There is no shortage of veterinarians for house pets, but in some rural areas of the United States there aren’t enough veterinarians to go around for livestock. A program called Vet Camp at the Iowa State Fair recognizes this problem and it is doing something to encourage youth to explore veterinary medicine on the farm as a career.
In a small air conditioned room at the Jacobson Exhibition Center, seven children are watching a video of a cow undergoing a cesarean section. It shows a doctor stitching layers of the cow from the incisions after the calf is delivered. The kids, age 11 through 18, are here for a series of lectures and demonstrations in two hours led by veterinarians who are volunteering their time at the fair.
Emily Wynn is the Agriculture Education Coordinator for the Iowa State Fair. She says part of the camp deals with dogs and cats because it is often a starting point for kids to learn about other animals like pigs, cows, and horses. “There’s a lack of large animal vets across the country,” says Wynn. “Even kids who might not have grown up with large animals or farm animals, it shows that you know there is that option and those animals do exist and they need veterinary care also.”
The camp is divided into three sections. After the section about birth, the children move to another teacher to learn about stitching a wound. Because they can’t use live animals, they practice on bananas. They start by making a cut on the exterior of the fruit, then carefully thread the simulated wound with a real suture needle as a vet provides guidance.

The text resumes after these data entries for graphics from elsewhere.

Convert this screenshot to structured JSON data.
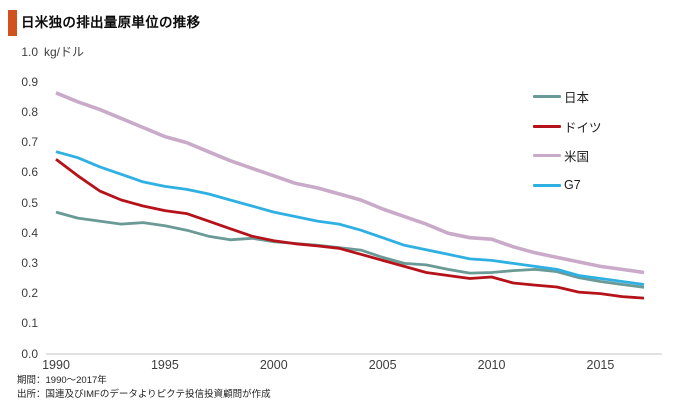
{
  "header": {
    "title": "日米独の排出量原単位の推移"
  },
  "footer": {
    "period": "期間：1990～2017年",
    "source": "出所：国連及びIMFのデータよりピクテ投信投資顧問が作成"
  },
  "colors": {
    "accent_bar": "#d0521f",
    "axis_line": "#c6c6c6",
    "tick_text": "#3d3d3d"
  },
  "chart_data": {
    "type": "line",
    "title": "日米独の排出量原単位の推移",
    "unit": "kg/ドル",
    "ylabel": "kg/ドル",
    "xlabel": "",
    "ylim": [
      0.0,
      1.0
    ],
    "xlim": [
      1990,
      2017
    ],
    "grid": false,
    "legend_position": "upper right",
    "yticks": [
      "0.0",
      "0.1",
      "0.2",
      "0.3",
      "0.4",
      "0.5",
      "0.6",
      "0.7",
      "0.8",
      "0.9",
      "1.0"
    ],
    "xticks": [
      "1990",
      "1995",
      "2000",
      "2005",
      "2010",
      "2015"
    ],
    "x": [
      1990,
      1991,
      1992,
      1993,
      1994,
      1995,
      1996,
      1997,
      1998,
      1999,
      2000,
      2001,
      2002,
      2003,
      2004,
      2005,
      2006,
      2007,
      2008,
      2009,
      2010,
      2011,
      2012,
      2013,
      2014,
      2015,
      2016,
      2017
    ],
    "series": [
      {
        "id": "japan",
        "name": "日本",
        "color": "#6a9a96",
        "width": 2.8,
        "values": [
          0.47,
          0.45,
          0.44,
          0.43,
          0.435,
          0.425,
          0.41,
          0.39,
          0.378,
          0.383,
          0.372,
          0.366,
          0.36,
          0.352,
          0.344,
          0.32,
          0.3,
          0.295,
          0.28,
          0.268,
          0.27,
          0.276,
          0.28,
          0.273,
          0.253,
          0.24,
          0.23,
          0.221
        ]
      },
      {
        "id": "germany",
        "name": "ドイツ",
        "color": "#b5121a",
        "width": 2.8,
        "values": [
          0.645,
          0.59,
          0.54,
          0.51,
          0.49,
          0.475,
          0.465,
          0.44,
          0.415,
          0.39,
          0.375,
          0.365,
          0.358,
          0.35,
          0.33,
          0.31,
          0.29,
          0.27,
          0.26,
          0.25,
          0.255,
          0.235,
          0.228,
          0.222,
          0.205,
          0.2,
          0.19,
          0.185
        ]
      },
      {
        "id": "us",
        "name": "米国",
        "color": "#c9aac8",
        "width": 3.6,
        "values": [
          0.865,
          0.835,
          0.81,
          0.78,
          0.75,
          0.72,
          0.7,
          0.67,
          0.64,
          0.615,
          0.59,
          0.565,
          0.55,
          0.53,
          0.51,
          0.48,
          0.455,
          0.43,
          0.4,
          0.385,
          0.38,
          0.355,
          0.335,
          0.32,
          0.305,
          0.29,
          0.28,
          0.27
        ]
      },
      {
        "id": "g7",
        "name": "G7",
        "color": "#2fb0e3",
        "width": 2.8,
        "values": [
          0.67,
          0.65,
          0.62,
          0.595,
          0.57,
          0.555,
          0.545,
          0.53,
          0.51,
          0.49,
          0.47,
          0.455,
          0.44,
          0.43,
          0.41,
          0.385,
          0.36,
          0.345,
          0.33,
          0.315,
          0.31,
          0.3,
          0.29,
          0.28,
          0.26,
          0.25,
          0.24,
          0.23
        ]
      }
    ]
  }
}
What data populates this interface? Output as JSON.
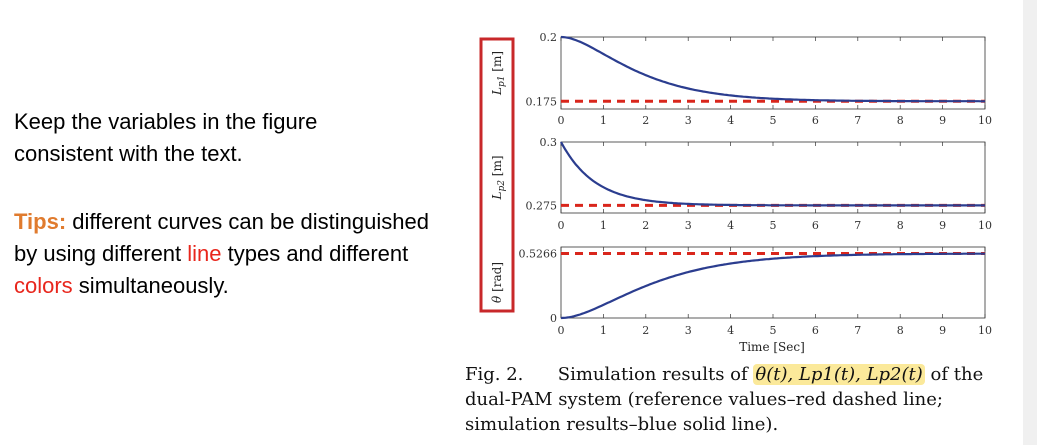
{
  "colors": {
    "tips": "#e07b2e",
    "accent_red": "#e8261c",
    "curve_blue": "#2b3d8f",
    "dash_red": "#d9261c",
    "highlight": "#fbe99a",
    "box": "#c8282a"
  },
  "left_panel": {
    "para1": "Keep the variables in the figure consistent with the text.",
    "tips_label": "Tips:",
    "tips_a": " different curves can be distinguished by using different ",
    "tips_line": "line",
    "tips_b": " types and different ",
    "tips_colors": "colors",
    "tips_c": " simultaneously."
  },
  "figure": {
    "xlabel": "Time [Sec]",
    "x_ticks": [
      "0",
      "1",
      "2",
      "3",
      "4",
      "5",
      "6",
      "7",
      "8",
      "9",
      "10"
    ],
    "plots": [
      {
        "ylabel_main": "L",
        "ylabel_sub": "p1",
        "ylabel_unit": " [m]",
        "ytick_top": "0.2",
        "ytick_bottom": "0.175",
        "reference": 0.175,
        "initial": 0.2,
        "ylim": [
          0.172,
          0.2
        ]
      },
      {
        "ylabel_main": "L",
        "ylabel_sub": "p2",
        "ylabel_unit": " [m]",
        "ytick_top": "0.3",
        "ytick_bottom": "0.275",
        "reference": 0.275,
        "initial": 0.3,
        "ylim": [
          0.272,
          0.3
        ]
      },
      {
        "ylabel_main": "θ",
        "ylabel_sub": "",
        "ylabel_unit": " [rad]",
        "ytick_top": "0.5266",
        "ytick_bottom": "0",
        "reference": 0.5266,
        "initial": 0,
        "ylim": [
          0,
          0.58
        ]
      }
    ]
  },
  "caption": {
    "prefix": "Fig. 2.",
    "text1": "Simulation results of ",
    "highlight": "θ(t), Lp1(t), Lp2(t)",
    "text2": " of the dual-PAM system (reference values–red dashed line; simulation results–blue solid line)."
  }
}
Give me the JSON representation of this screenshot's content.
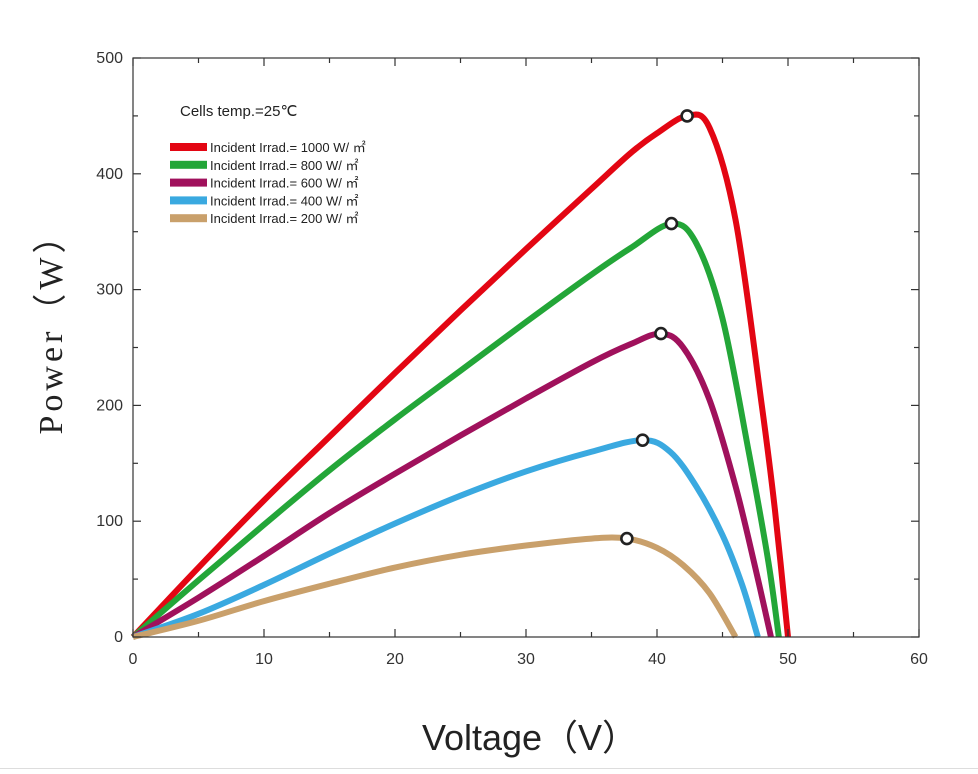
{
  "chart_data": {
    "type": "line",
    "annotation": "Cells temp.=25℃",
    "xlabel": "Voltage（V）",
    "ylabel": "Power（W）",
    "xlim": [
      0,
      60
    ],
    "ylim": [
      0,
      500
    ],
    "xticks": [
      0,
      10,
      20,
      30,
      40,
      50,
      60
    ],
    "yticks": [
      0,
      100,
      200,
      300,
      400,
      500
    ],
    "legend_position": "top-left",
    "grid": false,
    "series": [
      {
        "name": "Incident Irrad.= 1000 W/ ㎡",
        "color": "#e30613",
        "x": [
          0,
          5,
          10,
          15,
          20,
          25,
          30,
          35,
          38,
          40,
          42.3,
          44,
          46,
          48,
          49,
          50
        ],
        "values": [
          0,
          60,
          118,
          173,
          228,
          282,
          335,
          387,
          418,
          435,
          450,
          440,
          360,
          200,
          110,
          0
        ],
        "mpp": [
          42.3,
          450
        ]
      },
      {
        "name": "Incident Irrad.= 800 W/ ㎡",
        "color": "#23a638",
        "x": [
          0,
          5,
          10,
          15,
          20,
          25,
          30,
          35,
          38,
          41.1,
          43,
          45,
          47,
          48.5,
          49.3
        ],
        "values": [
          0,
          49,
          97,
          144,
          188,
          230,
          272,
          313,
          336,
          357,
          340,
          275,
          160,
          65,
          0
        ],
        "mpp": [
          41.1,
          357
        ]
      },
      {
        "name": "Incident Irrad.= 600 W/ ㎡",
        "color": "#a0115c",
        "x": [
          0,
          5,
          10,
          15,
          20,
          25,
          30,
          35,
          38,
          40.3,
          42,
          44,
          46,
          47.5,
          48.7
        ],
        "values": [
          0,
          34,
          70,
          107,
          141,
          174,
          206,
          237,
          253,
          262,
          250,
          205,
          130,
          60,
          0
        ],
        "mpp": [
          40.3,
          262
        ]
      },
      {
        "name": "Incident Irrad.= 400 W/ ㎡",
        "color": "#3aa9e0",
        "x": [
          0,
          5,
          10,
          15,
          20,
          25,
          30,
          35,
          38.9,
          41,
          43,
          45,
          46.5,
          47.7
        ],
        "values": [
          0,
          20,
          45,
          72,
          98,
          122,
          143,
          160,
          170,
          160,
          130,
          88,
          45,
          0
        ],
        "mpp": [
          38.9,
          170
        ]
      },
      {
        "name": "Incident Irrad.= 200 W/ ㎡",
        "color": "#c9a06b",
        "x": [
          0,
          5,
          10,
          15,
          20,
          25,
          30,
          35,
          37.7,
          40,
          42,
          44,
          46
        ],
        "values": [
          0,
          14,
          31,
          46,
          60,
          71,
          79,
          85,
          85,
          77,
          62,
          38,
          0
        ],
        "mpp": [
          37.7,
          85
        ]
      }
    ]
  }
}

14-year old Colin Kirk says it wasn’t easy getting started, but “After the second one or so I kinda got it down after they gave me a couple tips or whatever,” says Kirk. When asked if he wants to do this on a living being some day he laughs and says “I might.”
Dr. Troy Brick is an assistant professor at Iowa State University’s College of Veterinary Medicine and says his industry benefits when youth are put in a demonstration program like Vet Camp. “Over time after being involved in the camp then they start to think, you know this is some- do I... am I really interested,” says Dr. Brick. “That interest is either gonna build or they’re gonna decide there’s another direction they wanna go. And I think it’s that way with just about any profession, but I see the veterinary profession in Iowa is really still a product of starting at a young age, and you can build it all the way through.” Dr. Brick says, one of his students attended a state fair Vet Camp years ago and it made her want to be a veterinarian even more.
State fair Ag Education Coordinator Emily Wynn says while this program is popular, they are only able to do 12 vet camps during the fair with 20 students each. “I think there’s a lot of people that want us to make it bigger,” says Wynn. “It’s just hard to get those volunteers so if there are vets, vet techs, vet students that are interested, we are more than willing but it’s kinda- we’re kinda limited on the amount of Vet Camps we can have based on the amount of volunteers to help instruct.”
Registration for next year’s camp begins in the spring and if response for 2016 is anything like this year, enrollment will be filled by May.